Oleh : Rida K Liamsi

Seperti juga Bintan , Lingga dan Karimun, maka Natuna punya jejak sejarah yang panjang dan penting dalam bentangan sejarah Indonesia. Artinya , jika kita bicara tentang sejarah indonesia,maka Natuna dan jejak sejarahnya, tak bisa disisihkan. Apalagi dalam konteks poros maritim indonesia, Natuna dan Anambas adalah poros utamanya. Anno domini 2021, Natuna merupakan salah satu titik kawasan pembangunan strstegis , satu dari 26 titik lain di Indonesia. Di titik Natuna ini ada 11 kecamatan yang ditetapkan sebagai kawasan terluar indonesia. Begitu penting dan strategisnya kawasan Natuna ini.

Tapi sebelum ini, bahkan sebelum berdiri sebagai kabupaten sendiri, tahun 1999, Natuna , bukan apa apa . Hanya salah satu gugusan pulau di Pulau dengan empat pulau besar: pulau Bunguran ( terbesar di Kepri ) , Serasan, Subi dan Midai. Sedangkan 3 pulau besar lain : Siantan , Jemaja, dan Tembelan. Nama Natuna pun jarang disebut. Orang lebih tahu Pulau Tujuh dan Ranai, ketimbang Natuna.

Pulau Tujuh sudah dikenal sejak zaman Sriwijaya, sebagai salah satu tempat persingahan kapal kapal dagang dari Cina ke Selat Melaka , ke Laut Jawa, dan sebaliknya . Karena itu nama Natuna dikatakan berasal dari bahasa Cina, Nan Toa atau Pulau Besar, dan nama itu dikatakan diberi I Tsing , salah seorang pengembara Cina yang terkenal dan pernah belajar agama Budha sampai ke Sriwijya. Dan pernah singgah di pulau ini dalam pelayarannya ke Palembang. Begitu juga jetika kembali ke Cina.

Ketika Sriwijaya runtuh, Pulau Tujuh jatuh ke tangan Mojopahit. Karena itu ada cerita rakyat yang menyebutkan nama Pulau Besar itu diganti menjadi pulau Serindit ( Burung kecil rumpun burung bayan ) karena di pulau itu banyak burung Serindit dan nama pulau Serindit itu kononnya diberi oleh Raja Mojopahit yang pernah terdampar di pulau itu.

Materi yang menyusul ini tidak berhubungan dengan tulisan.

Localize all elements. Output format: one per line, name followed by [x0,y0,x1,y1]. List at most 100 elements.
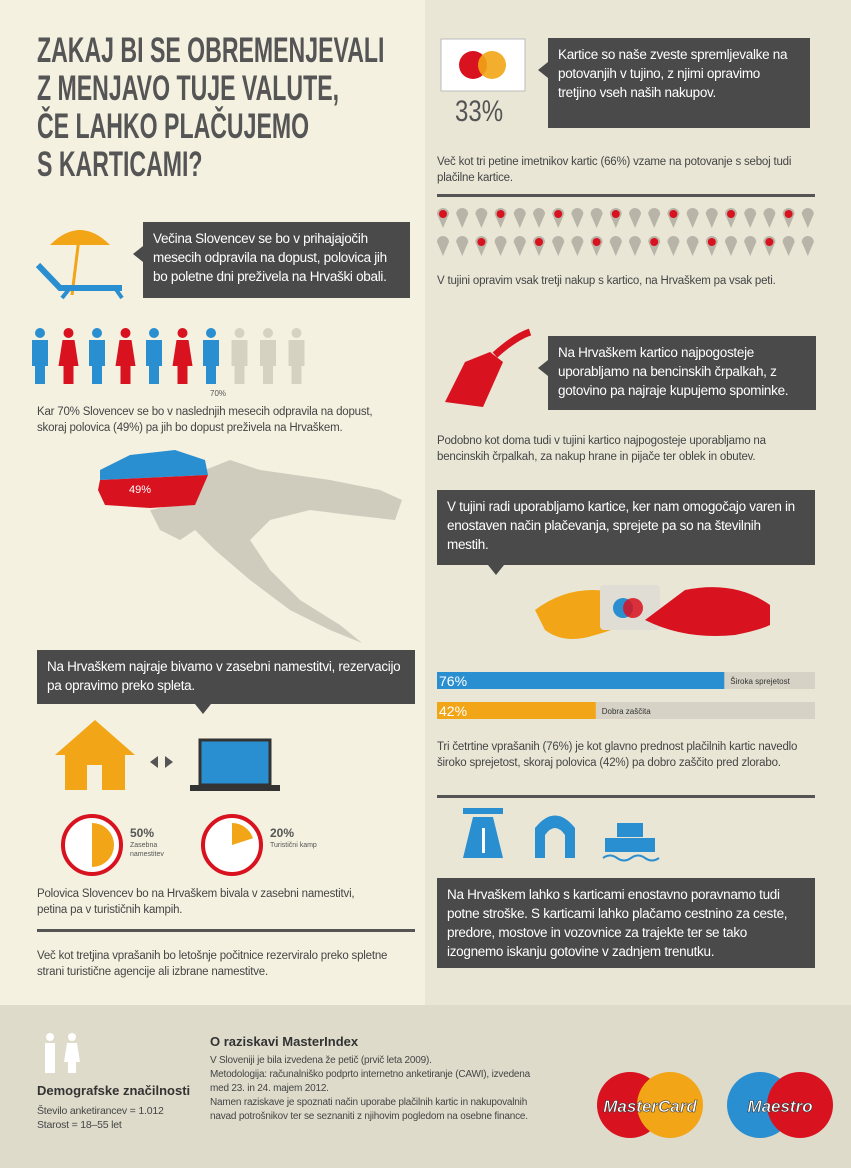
callout: Kartice so naše zveste spremljevalke na … [538,38,810,128]
footer-bg [0,1005,851,1168]
title-line: S KARTICAMI? [37,145,203,184]
pin [782,236,795,256]
person-head [291,328,302,338]
bar-name: Široka sprejetost [730,677,790,686]
card-icon [440,38,526,92]
title: ZAKAJ BI SE OBREMENJEVALI Z MENJAVO TUJE … [37,32,384,184]
pie-label: 20% [270,826,294,840]
map-label: 49% [129,484,151,496]
pin-dot [554,210,563,218]
title-line: Z MENJAVO TUJE VALUTE, [37,69,340,108]
logo-text: MasterCard [603,1097,697,1116]
pin [686,236,699,256]
bar [437,672,725,689]
pin [533,208,545,228]
pins [437,208,814,256]
pin [513,208,526,228]
pin [744,208,757,228]
person-body [89,340,105,366]
person-legs [63,364,74,384]
fuel-icon [445,328,532,407]
logo-text: Maestro [747,1097,812,1116]
person-icon [172,328,193,384]
pin [552,236,565,256]
pin [571,208,584,228]
person-icon [288,328,305,384]
pin-dot [439,210,447,218]
pin [456,236,469,256]
pin [705,208,718,228]
pie-slice [92,823,114,867]
bar [437,702,596,719]
text: Več kot tri petine imetnikov kartic (66%… [437,156,792,184]
person-body [146,340,162,366]
footer-heading: O raziskavi MasterIndex [210,1034,359,1049]
pin [801,208,814,228]
pin-dot [707,238,716,246]
person-head [35,328,45,338]
pin [648,208,661,228]
pin-dot [496,210,505,218]
pin [686,208,699,228]
pie-name-text: Turistični kamp [270,842,317,849]
pin [590,208,603,228]
pie-label: 50% [130,826,154,840]
title-line: ZAKAJ BI SE OBREMENJEVALI [37,31,385,70]
house-laptop-icons [55,720,280,791]
bar-name: Dobra zaščita [602,707,651,716]
people-chart: 70% [32,328,305,398]
text: Več kot tretjina vprašanih bo letošnje p… [37,950,388,978]
person-legs [149,364,159,384]
bar-label: 42% [439,703,467,719]
callout: Na Hrvaškem lahko s karticami enostavno … [437,878,815,968]
person-legs [263,364,273,384]
pie-name-text: Zasebna namestitev [130,842,164,858]
separator [437,795,815,798]
person-head [234,328,245,338]
logos: MasterCard Maestro [597,1072,833,1138]
demo-line: Starost = 18–55 let [37,1119,122,1131]
text: Polovica Slovencev bo na Hrvaškem bivala… [37,888,355,916]
demographics: Število anketirancev = 1.012 Starost = 18… [37,1104,164,1132]
pin-dot [727,210,735,218]
pin-dot [611,210,620,218]
person-icon [231,328,248,384]
about-line: Metodologija: računalniško podprto inter… [210,1069,531,1094]
people-icon [45,1033,80,1073]
person-body [32,340,48,366]
pin-dot [650,238,659,246]
person-head [263,328,273,338]
pin [725,236,737,256]
person-body [58,340,79,366]
about: V Sloveniji je bila izvedena že petič (p… [210,1054,535,1124]
person-head [149,328,159,338]
demo-line: Število anketirancev = 1.012 [37,1105,164,1117]
separator [437,194,815,197]
separator [37,929,415,932]
person-icon [260,328,276,384]
person-body [203,340,219,366]
hands-icon [535,585,770,639]
pin [629,208,641,228]
pin-dot [535,238,543,246]
pin [571,236,584,256]
pin [763,208,776,228]
people-label: 70% [210,389,226,398]
person-icon [32,328,48,384]
person-head [63,328,74,338]
pin [494,236,507,256]
pin [437,236,449,256]
person-head [120,328,131,338]
person-body [231,340,248,366]
person-body [260,340,276,366]
card-percent: 33% [455,95,504,128]
pin [744,236,757,256]
person-body [172,340,193,366]
callout: V tujini radi uporabljamo kartice, ker n… [437,490,815,575]
person-legs [177,364,188,384]
pin [475,208,488,228]
about-line: Namen raziskave je spoznati način uporab… [210,1097,528,1122]
callout: Večina Slovencev se bo v prihajajočih me… [133,222,410,298]
pin-dot [765,238,774,246]
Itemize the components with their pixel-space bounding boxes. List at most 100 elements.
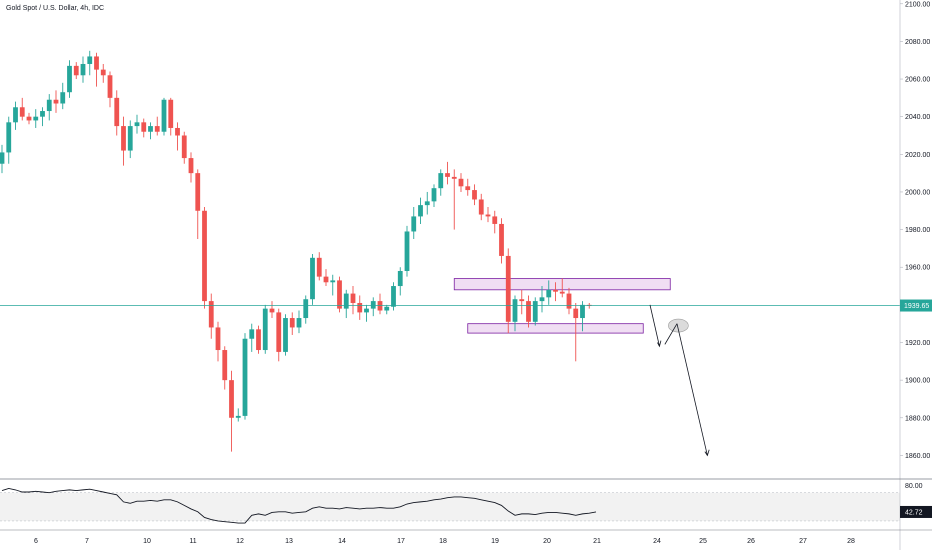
time-tick-label[interactable]: 6 [34,538,38,545]
candle-body[interactable] [505,255,511,322]
candle-body[interactable] [323,276,329,283]
candle-body[interactable] [195,173,201,211]
time-tick-label[interactable]: 27 [799,538,807,545]
candle-body[interactable] [370,301,376,309]
candle-body[interactable] [364,308,369,313]
candle-body[interactable] [26,116,32,121]
candle-body[interactable] [19,107,25,117]
candle-body[interactable] [107,75,113,98]
candle-body[interactable] [242,338,248,416]
candle-body[interactable] [519,299,525,302]
candle-body[interactable] [148,126,153,132]
time-tick-label[interactable]: 10 [143,538,151,545]
candle-body[interactable] [222,350,228,381]
time-tick-label[interactable]: 12 [236,538,244,545]
candle-body[interactable] [438,173,444,189]
candle-body[interactable] [276,312,282,352]
candle-body[interactable] [67,65,72,93]
time-tick-label[interactable]: 19 [491,538,499,545]
candle-body[interactable] [546,289,552,298]
candle-body[interactable] [424,201,430,206]
candle-body[interactable] [229,380,234,418]
time-tick-label[interactable]: 7 [85,538,89,545]
candle-body[interactable] [161,99,167,132]
candle-body[interactable] [478,199,484,215]
candle-body[interactable] [397,270,403,287]
candle-body[interactable] [350,293,356,303]
candle-body[interactable] [485,214,491,217]
candle-body[interactable] [573,308,579,319]
candle-body[interactable] [296,318,302,328]
candle-body[interactable] [553,289,558,292]
candle-body[interactable] [181,135,187,159]
candle-body[interactable] [175,127,180,136]
candle-body[interactable] [316,257,322,277]
candle-body[interactable] [73,65,79,76]
candle-body[interactable] [33,116,39,121]
candle-body[interactable] [289,318,295,328]
candle-body[interactable] [235,415,241,418]
candle-body[interactable] [13,107,18,123]
candle-body[interactable] [0,152,5,164]
time-tick-label[interactable]: 28 [847,538,855,545]
candle-body[interactable] [566,293,572,309]
candle-body[interactable] [269,308,275,313]
candle-body[interactable] [445,173,450,177]
candle-body[interactable] [539,297,545,302]
candle-body[interactable] [404,231,410,271]
time-tick-label[interactable]: 25 [699,538,707,545]
candle-body[interactable] [100,69,106,76]
time-tick-label[interactable]: 21 [593,538,601,545]
candle-body[interactable] [310,257,315,300]
rsi-pane[interactable] [0,488,900,524]
candle-body[interactable] [141,122,147,132]
candle-body[interactable] [215,327,221,351]
candle-body[interactable] [94,56,99,70]
candle-body[interactable] [60,92,66,104]
candle-body[interactable] [357,302,363,313]
candle-body[interactable] [337,280,342,309]
candle-body[interactable] [492,216,498,224]
candle-body[interactable] [80,63,86,76]
candle-body[interactable] [526,301,531,322]
candle-body[interactable] [384,306,390,311]
candle-body[interactable] [499,223,504,256]
candle-body[interactable] [512,299,518,322]
candle-body[interactable] [559,291,565,294]
candle-body[interactable] [46,99,52,112]
time-tick-label[interactable]: 20 [543,538,551,545]
candle-body[interactable] [411,216,417,232]
candle-body[interactable] [343,293,349,309]
candle-body[interactable] [580,304,585,319]
candle-body[interactable] [6,122,12,153]
candle-body[interactable] [451,176,457,179]
candle-body[interactable] [465,186,471,191]
candle-body[interactable] [53,99,59,104]
candle-body[interactable] [532,301,538,322]
candle-body[interactable] [391,286,396,307]
time-tick-label[interactable]: 11 [189,538,196,545]
candle-body[interactable] [208,301,214,328]
time-tick-label[interactable]: 14 [338,538,346,545]
candle-body[interactable] [330,280,336,283]
time-tick-label[interactable]: 26 [747,538,755,545]
candle-body[interactable] [202,210,207,302]
candle-body[interactable] [249,329,255,339]
candle-body[interactable] [262,308,268,351]
candle-body[interactable] [87,56,93,64]
candle-body[interactable] [472,190,477,200]
time-tick-label[interactable]: 13 [285,538,293,545]
candle-body[interactable] [114,97,120,127]
time-tick-label[interactable]: 24 [653,538,661,545]
candle-body[interactable] [283,318,288,352]
candle-body[interactable] [418,205,423,217]
candle-body[interactable] [431,188,437,202]
candle-body[interactable] [256,329,261,351]
candlesticks[interactable] [0,50,592,452]
time-tick-label[interactable]: 18 [439,538,447,545]
candle-body[interactable] [458,178,464,187]
candle-body[interactable] [303,299,309,319]
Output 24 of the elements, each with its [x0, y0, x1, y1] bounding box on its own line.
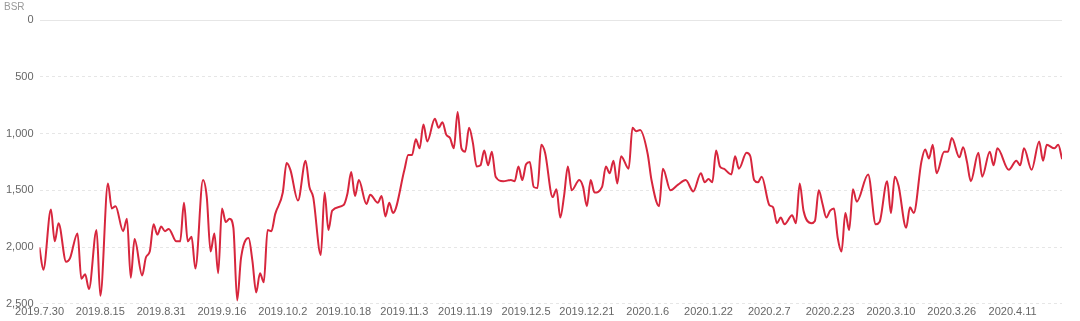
x-tick-label: 2020.1.22	[684, 305, 733, 318]
y-tick-label: 2,500	[6, 296, 34, 309]
y-tick-label: 2,000	[6, 240, 34, 253]
x-tick-label: 2019.12.21	[559, 305, 615, 318]
y-tick-label: 1,500	[6, 183, 34, 196]
y-tick-label: 1,000	[6, 126, 34, 139]
x-tick-label: 2020.4.11	[988, 305, 1037, 318]
x-tick-label: 2020.1.6	[626, 305, 670, 318]
x-tick-label: 2019.10.18	[316, 305, 372, 318]
x-tick-label: 2019.9.16	[197, 305, 247, 318]
line-series	[39, 110, 1062, 302]
x-tick-label: 2020.3.26	[927, 305, 977, 318]
y-tick-label: 0	[27, 13, 34, 26]
x-tick-label: 2020.3.10	[866, 305, 916, 318]
x-tick-label: 2019.8.15	[75, 305, 125, 318]
x-tick-label: 2019.8.31	[136, 305, 186, 318]
x-tick-label: 2019.12.5	[501, 305, 551, 318]
x-tick-label: 2020.2.7	[747, 305, 791, 318]
x-tick-label: 2019.10.2	[258, 305, 308, 318]
y-axis-title: BSR	[4, 0, 25, 12]
y-tick-label: 500	[15, 69, 34, 82]
x-tick-label: 2020.2.23	[805, 305, 855, 318]
x-tick-label: 2019.11.3	[380, 305, 429, 318]
x-tick-label: 2019.11.19	[438, 305, 493, 318]
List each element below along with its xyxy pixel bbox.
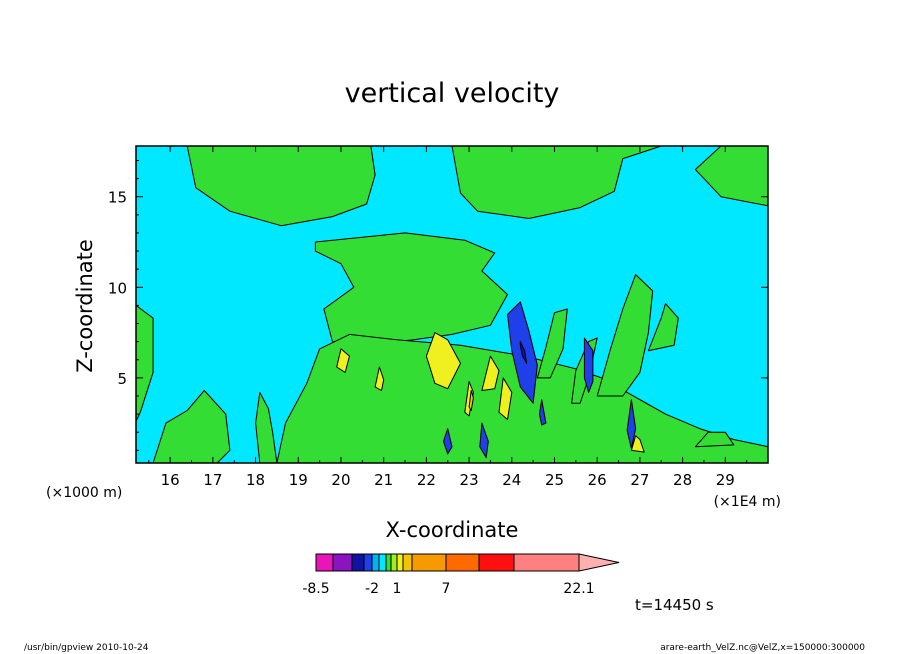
x-tick-label: 23: [460, 471, 479, 489]
colorbar-swatch: [378, 553, 387, 572]
contour-yellow-23-7: [498, 377, 513, 420]
contour-green-x28-column: [647, 303, 679, 352]
contour-green-upper-right: [694, 146, 768, 207]
contour-yellow-23-3: [481, 355, 500, 391]
colorbar-label: 1: [393, 581, 402, 597]
plot-frame: [135, 145, 769, 464]
contour-green-x25-streak: [536, 308, 568, 379]
y-tick-label: 5: [117, 370, 127, 388]
contour-green-bottom: [276, 333, 768, 463]
contour-green-top-right: [451, 146, 662, 219]
contour-regions: [136, 146, 768, 463]
x-tick-label: 28: [673, 471, 692, 489]
contour-green-top-center: [186, 146, 376, 227]
contour-orange-23: [468, 390, 474, 411]
contour-green-left-strip: [255, 391, 278, 463]
contour-yellow-21: [374, 366, 385, 391]
contour-blue-dark-22-5: [443, 428, 453, 455]
contour-yellow-22: [425, 332, 461, 390]
x-tick-label: 27: [630, 471, 649, 489]
x-tick-label: 17: [203, 471, 222, 489]
colorbar-swatch: [315, 553, 334, 572]
y-axis-label: Z-coordinate: [73, 239, 97, 373]
colorbar-swatch: [396, 553, 404, 572]
x-tick-label: 19: [289, 471, 308, 489]
contour-blue-dark-24-core: [519, 341, 528, 364]
x-unit-right: (×1E4 m): [714, 494, 781, 510]
contour-green-left-edge: [136, 304, 154, 422]
colorbar-swatch: [513, 553, 580, 572]
x-axis-ticks: 16 17 18 19 20 21 22 23 24 25 26 27 28 29: [148, 146, 748, 489]
colorbar-label: 22.1: [563, 581, 594, 597]
x-tick-label: 20: [331, 471, 350, 489]
colorbar-label: 7: [442, 581, 451, 597]
colorbar: -8.5 -2 1 7 22.1: [302, 553, 620, 597]
x-tick-label: 24: [502, 471, 521, 489]
x-tick-label: 21: [374, 471, 393, 489]
x-tick-label: 18: [246, 471, 265, 489]
plot-area: 16 17 18 19 20 21 22 23 24 25 26 27 28 29 5 10 15: [108, 145, 769, 489]
x-tick-label: 16: [161, 471, 180, 489]
colorbar-swatch: [371, 553, 380, 572]
colorbar-swatch: [411, 553, 447, 572]
x-axis-label: X-coordinate: [386, 518, 519, 542]
time-label: t=14450 s: [635, 596, 714, 614]
footer-left: /usr/bin/gpview 2010-10-24: [24, 643, 149, 653]
contour-blue-dark-24-5: [539, 399, 547, 426]
contour-blue-dark-23: [479, 422, 489, 459]
colorbar-label: -8.5: [302, 581, 329, 597]
contour-blue-dark-27: [626, 399, 637, 449]
chart-title: vertical velocity: [345, 78, 560, 109]
footer-right: arare-earth_VelZ.nc@VelZ,x=150000:300000: [660, 643, 865, 653]
contour-yellow-26-9: [630, 435, 645, 453]
x-unit-left: (×1000 m): [46, 485, 122, 501]
colorbar-swatch: [445, 553, 480, 572]
contour-yellow-20: [336, 348, 350, 373]
colorbar-swatch: [385, 553, 392, 572]
contour-green-x29-bottom: [694, 431, 735, 448]
colorbar-label: -2: [365, 581, 379, 597]
x-tick-label: 25: [545, 471, 564, 489]
colorbar-swatch: [390, 553, 398, 572]
contour-blue-dark-26: [583, 337, 594, 393]
contour-green-left-bottom: [152, 390, 231, 463]
colorbar-swatch: [351, 553, 365, 572]
x-tick-label: 26: [588, 471, 607, 489]
y-axis-ticks: 5 10 15: [108, 159, 768, 451]
y-tick-label: 15: [108, 189, 127, 207]
colorbar-swatch: [402, 553, 413, 572]
x-tick-label: 29: [716, 471, 735, 489]
x-tick-label: 22: [417, 471, 436, 489]
colorbar-arrow: [578, 553, 620, 572]
colorbar-swatch: [363, 553, 373, 572]
contour-green-x27-column: [596, 274, 654, 397]
colorbar-swatch: [332, 553, 353, 572]
y-tick-label: 10: [108, 279, 127, 297]
colorbar-swatch: [478, 553, 515, 572]
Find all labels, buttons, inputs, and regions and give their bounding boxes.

Awal abad 17 Nama Pulau Serindit berubah lagi menjadi pulau Bunguran, ketika seorang Puteri Kerajaan Johor, terdampar di pulau itu dalam perjalanannya ke Pulau Zulu di selatan Filipina. Dayang Ayesha namanya ( ada juga yg mengatakan Engku Fatimah ). Ketika membangun kediamannya di pulau itu, dia memakai kayu kayan dari pohon Bungur, karena itu kemudian tempat itu dinamakan pulau Bunguran . Meskipun nama Bunguran sudah disebut dalam Salalatus Salatin ketika Tok Bunguran dan Tun Jana Khatib bertemu dengan Raja Singapura.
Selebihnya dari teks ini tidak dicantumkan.